The brain can interpret where sensations are coming from because the somatosensory cortex is organized to reflect the way the body is laid out—a kind of “body map.” The map isn’t scaled to body size, but reflects sensitivity: the hands and face are relatively small physically, but because they are highly sensitive to touch, the parts of the somatosensory cortex that represent them are disproportionately large compared to those devoted to other body parts.
Actually, the brain’s work of integration goes a lot further—vision, hearing, smell, and taste meld with somatosensory information to create a multidimensional yet unified perception of what is going on in and around you. Pain pathways facilitate rapid response. While some signals go all the way to the somatosensory cortex, others connect at the thalamus—a kind of switchboard area of the brain—to regions that ready us for action, such as the emotion-regulating limbic system and structures that control heart rate and respiration.
Many proprioceptive signals also terminate below the higher brain. Sensations from muscles and tendons involved in posture, reflex, and coordination are processed in the cerebellum, in addition to the cortex. For this reason, we ordinarily remain unaware of the continual physical adjustments that the brain and body execute to keep us upright and moving smoothly.
The Body in Motion
It is no accident that the somatosensory cortex is located directly adjacent to the motor cortex, which initiates voluntary movements. Both external and internal sensations provide essential information to guide when and how we move.
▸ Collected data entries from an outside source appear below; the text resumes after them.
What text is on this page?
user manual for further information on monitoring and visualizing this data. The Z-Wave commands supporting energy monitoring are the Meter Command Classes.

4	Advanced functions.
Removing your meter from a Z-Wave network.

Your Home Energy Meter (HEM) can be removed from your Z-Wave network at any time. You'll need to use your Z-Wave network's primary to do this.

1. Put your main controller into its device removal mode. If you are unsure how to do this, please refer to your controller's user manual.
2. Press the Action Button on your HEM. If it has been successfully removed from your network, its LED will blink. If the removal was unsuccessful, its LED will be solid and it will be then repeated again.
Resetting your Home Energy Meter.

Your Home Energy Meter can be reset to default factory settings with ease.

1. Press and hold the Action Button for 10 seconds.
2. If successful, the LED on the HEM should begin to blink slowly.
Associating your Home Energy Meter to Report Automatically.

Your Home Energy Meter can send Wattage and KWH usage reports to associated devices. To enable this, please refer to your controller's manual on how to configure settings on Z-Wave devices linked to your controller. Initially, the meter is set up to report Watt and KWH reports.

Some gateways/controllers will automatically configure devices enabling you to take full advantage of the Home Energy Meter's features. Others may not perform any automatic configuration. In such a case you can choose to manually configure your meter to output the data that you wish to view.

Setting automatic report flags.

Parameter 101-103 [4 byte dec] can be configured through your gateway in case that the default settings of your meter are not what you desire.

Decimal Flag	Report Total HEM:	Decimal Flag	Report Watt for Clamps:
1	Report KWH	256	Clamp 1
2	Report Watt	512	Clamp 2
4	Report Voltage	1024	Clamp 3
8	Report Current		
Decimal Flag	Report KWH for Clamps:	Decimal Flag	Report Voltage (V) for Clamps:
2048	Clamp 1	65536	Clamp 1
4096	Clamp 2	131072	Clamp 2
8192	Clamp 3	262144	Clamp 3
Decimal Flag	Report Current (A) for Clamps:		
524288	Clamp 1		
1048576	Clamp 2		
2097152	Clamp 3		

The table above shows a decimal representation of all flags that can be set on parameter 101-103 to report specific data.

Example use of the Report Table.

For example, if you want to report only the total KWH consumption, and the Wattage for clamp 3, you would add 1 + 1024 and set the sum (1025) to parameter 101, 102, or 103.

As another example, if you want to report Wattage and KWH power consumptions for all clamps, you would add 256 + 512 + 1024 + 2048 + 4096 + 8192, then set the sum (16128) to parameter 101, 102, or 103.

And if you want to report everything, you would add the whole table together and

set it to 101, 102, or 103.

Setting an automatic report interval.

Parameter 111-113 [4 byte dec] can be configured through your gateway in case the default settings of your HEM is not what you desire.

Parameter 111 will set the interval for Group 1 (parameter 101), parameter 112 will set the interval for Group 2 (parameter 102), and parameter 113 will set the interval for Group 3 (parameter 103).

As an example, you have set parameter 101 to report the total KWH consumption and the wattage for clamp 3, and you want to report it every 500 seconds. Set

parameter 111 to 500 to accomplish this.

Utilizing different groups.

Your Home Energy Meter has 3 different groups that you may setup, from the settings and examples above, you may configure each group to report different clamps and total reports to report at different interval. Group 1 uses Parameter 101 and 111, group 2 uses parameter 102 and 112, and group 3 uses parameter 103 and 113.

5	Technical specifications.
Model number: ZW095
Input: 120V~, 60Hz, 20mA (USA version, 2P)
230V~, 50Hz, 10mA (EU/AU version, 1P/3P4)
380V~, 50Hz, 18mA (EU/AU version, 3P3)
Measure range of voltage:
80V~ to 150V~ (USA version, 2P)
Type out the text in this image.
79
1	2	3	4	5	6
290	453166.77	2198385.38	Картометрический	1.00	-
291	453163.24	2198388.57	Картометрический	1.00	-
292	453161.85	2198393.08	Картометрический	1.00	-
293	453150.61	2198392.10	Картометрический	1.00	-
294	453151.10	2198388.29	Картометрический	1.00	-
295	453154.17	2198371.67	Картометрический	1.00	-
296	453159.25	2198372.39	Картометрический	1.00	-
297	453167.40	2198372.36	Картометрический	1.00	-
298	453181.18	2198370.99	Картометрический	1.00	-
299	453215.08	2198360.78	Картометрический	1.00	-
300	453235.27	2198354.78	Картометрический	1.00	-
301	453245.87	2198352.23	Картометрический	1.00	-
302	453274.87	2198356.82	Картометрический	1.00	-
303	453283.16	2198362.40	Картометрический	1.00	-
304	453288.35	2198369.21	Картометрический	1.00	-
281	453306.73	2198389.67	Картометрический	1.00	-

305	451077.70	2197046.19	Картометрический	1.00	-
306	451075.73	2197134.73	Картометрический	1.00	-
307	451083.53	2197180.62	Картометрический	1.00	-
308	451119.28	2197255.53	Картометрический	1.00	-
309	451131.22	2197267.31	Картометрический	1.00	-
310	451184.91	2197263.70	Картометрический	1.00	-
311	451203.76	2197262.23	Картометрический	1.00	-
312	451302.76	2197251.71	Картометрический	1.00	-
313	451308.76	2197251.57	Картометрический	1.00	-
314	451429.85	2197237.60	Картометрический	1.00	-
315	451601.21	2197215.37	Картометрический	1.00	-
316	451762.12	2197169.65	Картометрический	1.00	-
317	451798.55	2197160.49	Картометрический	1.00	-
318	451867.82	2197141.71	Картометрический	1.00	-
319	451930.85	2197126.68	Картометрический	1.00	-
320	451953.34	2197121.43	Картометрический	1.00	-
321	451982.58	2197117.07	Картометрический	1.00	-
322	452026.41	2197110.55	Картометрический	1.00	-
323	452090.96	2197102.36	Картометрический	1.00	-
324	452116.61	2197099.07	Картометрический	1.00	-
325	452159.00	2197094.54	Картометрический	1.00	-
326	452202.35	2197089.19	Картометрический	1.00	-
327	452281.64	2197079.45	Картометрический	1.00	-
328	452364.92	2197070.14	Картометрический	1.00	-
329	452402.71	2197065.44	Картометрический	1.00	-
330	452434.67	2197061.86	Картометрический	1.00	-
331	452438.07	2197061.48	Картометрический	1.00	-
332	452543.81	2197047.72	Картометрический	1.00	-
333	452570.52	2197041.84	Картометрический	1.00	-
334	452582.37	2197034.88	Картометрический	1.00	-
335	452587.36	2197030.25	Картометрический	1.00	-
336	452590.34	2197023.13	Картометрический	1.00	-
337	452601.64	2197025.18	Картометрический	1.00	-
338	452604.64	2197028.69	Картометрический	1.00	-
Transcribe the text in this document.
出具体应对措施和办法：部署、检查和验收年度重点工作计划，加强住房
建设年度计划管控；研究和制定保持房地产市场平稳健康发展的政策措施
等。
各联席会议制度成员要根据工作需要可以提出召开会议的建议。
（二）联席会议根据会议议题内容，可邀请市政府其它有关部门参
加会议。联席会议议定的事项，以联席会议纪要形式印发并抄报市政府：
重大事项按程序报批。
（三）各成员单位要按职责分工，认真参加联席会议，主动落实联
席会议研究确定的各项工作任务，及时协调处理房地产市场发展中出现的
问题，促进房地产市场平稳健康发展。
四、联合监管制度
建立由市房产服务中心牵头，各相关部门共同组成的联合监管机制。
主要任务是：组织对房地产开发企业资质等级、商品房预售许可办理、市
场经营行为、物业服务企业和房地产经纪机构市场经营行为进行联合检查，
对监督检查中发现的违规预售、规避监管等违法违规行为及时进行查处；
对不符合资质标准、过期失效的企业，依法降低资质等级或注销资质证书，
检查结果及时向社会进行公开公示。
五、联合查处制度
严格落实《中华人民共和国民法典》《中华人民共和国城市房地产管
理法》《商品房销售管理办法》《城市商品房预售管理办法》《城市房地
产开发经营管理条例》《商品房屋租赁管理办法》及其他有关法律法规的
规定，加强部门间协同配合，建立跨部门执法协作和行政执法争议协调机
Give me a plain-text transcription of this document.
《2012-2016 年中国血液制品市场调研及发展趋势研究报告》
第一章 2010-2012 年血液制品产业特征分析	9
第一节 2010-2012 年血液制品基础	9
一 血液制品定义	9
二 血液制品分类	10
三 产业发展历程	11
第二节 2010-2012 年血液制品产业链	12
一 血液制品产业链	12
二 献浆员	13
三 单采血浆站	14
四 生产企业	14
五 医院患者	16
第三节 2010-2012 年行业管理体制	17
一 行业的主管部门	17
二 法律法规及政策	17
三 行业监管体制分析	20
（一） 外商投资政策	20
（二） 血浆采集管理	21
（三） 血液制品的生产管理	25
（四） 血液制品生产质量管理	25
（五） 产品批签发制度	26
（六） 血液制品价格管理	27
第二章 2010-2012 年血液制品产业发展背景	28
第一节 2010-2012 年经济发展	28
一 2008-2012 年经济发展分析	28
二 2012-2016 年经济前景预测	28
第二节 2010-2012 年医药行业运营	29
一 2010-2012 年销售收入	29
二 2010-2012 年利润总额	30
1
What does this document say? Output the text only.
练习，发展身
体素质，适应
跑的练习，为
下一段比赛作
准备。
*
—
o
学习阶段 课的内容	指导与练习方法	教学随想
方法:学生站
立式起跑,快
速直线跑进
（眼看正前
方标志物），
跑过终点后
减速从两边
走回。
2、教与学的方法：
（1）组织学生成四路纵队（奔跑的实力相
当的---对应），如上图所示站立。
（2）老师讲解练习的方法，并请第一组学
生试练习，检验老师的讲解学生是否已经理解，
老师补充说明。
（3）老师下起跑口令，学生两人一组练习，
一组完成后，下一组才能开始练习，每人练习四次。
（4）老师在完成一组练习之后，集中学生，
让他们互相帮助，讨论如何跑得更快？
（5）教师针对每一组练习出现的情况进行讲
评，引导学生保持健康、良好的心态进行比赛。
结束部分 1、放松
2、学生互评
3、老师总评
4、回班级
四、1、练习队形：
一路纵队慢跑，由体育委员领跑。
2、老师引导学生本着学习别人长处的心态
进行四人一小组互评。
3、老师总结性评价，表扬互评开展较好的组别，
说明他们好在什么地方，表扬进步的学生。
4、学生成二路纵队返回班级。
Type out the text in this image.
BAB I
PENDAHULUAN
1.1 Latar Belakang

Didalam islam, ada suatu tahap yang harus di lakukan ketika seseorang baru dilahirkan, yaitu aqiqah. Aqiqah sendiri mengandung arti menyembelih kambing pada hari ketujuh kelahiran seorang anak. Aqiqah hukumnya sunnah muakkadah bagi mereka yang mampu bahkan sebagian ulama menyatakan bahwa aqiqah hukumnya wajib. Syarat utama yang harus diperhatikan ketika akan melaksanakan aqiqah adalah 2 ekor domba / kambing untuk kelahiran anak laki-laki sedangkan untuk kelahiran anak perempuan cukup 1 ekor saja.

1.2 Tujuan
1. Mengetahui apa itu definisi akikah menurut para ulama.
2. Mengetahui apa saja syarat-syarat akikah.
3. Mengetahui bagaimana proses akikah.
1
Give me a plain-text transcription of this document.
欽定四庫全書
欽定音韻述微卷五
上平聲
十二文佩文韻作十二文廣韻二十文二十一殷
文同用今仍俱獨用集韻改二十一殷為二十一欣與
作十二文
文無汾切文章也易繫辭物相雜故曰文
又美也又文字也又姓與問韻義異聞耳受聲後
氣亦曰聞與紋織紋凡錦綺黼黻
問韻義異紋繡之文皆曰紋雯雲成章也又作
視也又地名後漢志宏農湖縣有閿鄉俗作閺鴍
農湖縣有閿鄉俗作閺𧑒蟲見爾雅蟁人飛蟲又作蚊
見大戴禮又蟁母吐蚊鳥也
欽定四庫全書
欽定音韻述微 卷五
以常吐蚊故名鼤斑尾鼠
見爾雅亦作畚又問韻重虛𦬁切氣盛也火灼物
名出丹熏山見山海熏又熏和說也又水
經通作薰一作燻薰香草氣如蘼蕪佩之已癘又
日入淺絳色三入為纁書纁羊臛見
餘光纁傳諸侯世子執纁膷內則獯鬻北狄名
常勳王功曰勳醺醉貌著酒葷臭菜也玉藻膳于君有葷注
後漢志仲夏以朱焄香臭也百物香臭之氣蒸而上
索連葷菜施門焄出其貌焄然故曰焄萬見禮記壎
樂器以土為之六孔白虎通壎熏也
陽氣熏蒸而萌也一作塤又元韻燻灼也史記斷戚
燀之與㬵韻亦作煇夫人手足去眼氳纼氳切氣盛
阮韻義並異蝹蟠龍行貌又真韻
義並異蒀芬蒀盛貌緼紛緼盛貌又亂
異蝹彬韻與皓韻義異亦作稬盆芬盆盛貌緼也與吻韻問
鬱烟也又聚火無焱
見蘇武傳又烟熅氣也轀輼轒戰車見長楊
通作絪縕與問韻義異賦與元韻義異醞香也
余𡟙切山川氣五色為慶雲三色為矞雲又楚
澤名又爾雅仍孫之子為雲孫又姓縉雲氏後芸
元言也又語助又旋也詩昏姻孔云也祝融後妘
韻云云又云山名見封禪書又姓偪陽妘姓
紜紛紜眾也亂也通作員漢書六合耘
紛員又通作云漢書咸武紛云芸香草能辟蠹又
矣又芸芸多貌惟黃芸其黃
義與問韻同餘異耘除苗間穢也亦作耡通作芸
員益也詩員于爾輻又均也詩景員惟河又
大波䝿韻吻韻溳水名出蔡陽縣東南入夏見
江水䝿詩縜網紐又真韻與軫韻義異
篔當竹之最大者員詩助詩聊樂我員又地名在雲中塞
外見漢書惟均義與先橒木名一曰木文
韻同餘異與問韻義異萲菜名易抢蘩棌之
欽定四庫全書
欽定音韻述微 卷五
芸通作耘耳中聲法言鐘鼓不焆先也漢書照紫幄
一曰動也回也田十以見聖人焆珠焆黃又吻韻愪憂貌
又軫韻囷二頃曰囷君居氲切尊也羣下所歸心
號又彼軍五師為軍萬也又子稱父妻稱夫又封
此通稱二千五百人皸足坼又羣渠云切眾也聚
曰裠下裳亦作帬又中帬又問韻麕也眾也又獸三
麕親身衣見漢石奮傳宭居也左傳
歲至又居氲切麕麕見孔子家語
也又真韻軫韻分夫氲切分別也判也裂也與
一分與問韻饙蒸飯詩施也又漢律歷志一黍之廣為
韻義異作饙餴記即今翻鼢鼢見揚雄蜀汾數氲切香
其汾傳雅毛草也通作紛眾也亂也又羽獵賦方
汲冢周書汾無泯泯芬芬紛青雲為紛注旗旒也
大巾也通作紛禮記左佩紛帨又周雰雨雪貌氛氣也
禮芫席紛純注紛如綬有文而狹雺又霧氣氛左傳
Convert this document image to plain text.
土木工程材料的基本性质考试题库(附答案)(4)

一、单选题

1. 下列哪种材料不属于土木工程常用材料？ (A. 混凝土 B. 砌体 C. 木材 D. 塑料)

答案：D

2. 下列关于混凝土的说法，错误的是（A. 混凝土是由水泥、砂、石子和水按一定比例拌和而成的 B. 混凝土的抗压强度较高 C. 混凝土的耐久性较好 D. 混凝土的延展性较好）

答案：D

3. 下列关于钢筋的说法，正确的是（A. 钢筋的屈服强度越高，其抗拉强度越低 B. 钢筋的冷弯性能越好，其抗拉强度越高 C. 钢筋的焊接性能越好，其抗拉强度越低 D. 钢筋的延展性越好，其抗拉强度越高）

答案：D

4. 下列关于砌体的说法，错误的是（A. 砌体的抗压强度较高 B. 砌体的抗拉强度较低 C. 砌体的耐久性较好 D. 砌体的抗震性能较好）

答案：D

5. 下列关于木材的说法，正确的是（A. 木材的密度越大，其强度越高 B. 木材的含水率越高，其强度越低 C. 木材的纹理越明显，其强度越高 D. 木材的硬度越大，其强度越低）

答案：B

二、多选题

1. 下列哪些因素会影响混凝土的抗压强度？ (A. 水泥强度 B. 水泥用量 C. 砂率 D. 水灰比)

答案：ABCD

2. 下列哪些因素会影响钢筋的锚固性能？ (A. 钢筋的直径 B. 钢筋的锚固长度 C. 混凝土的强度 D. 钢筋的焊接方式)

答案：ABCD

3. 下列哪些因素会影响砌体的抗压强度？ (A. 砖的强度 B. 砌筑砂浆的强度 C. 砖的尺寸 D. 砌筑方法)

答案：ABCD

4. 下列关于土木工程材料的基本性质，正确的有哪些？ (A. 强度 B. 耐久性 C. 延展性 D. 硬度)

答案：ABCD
The two cortices face each other, with multiple connections to facilitate feedback. They’re organized similarly; the motor cortex has its own body map, although it is scaled somewhat differently, assigning space according to the finesse and complexity of the movements executed by the body part, rather than the part’s sensitivity.
More generally, the brain’s sensory systems (including vision and hearing, smell and taste) are intimately interconnected and interactive with its motor systems, suggesting how essential it is, from an evolutionary point of view, to understand the world around us if we are to act safely and effectively.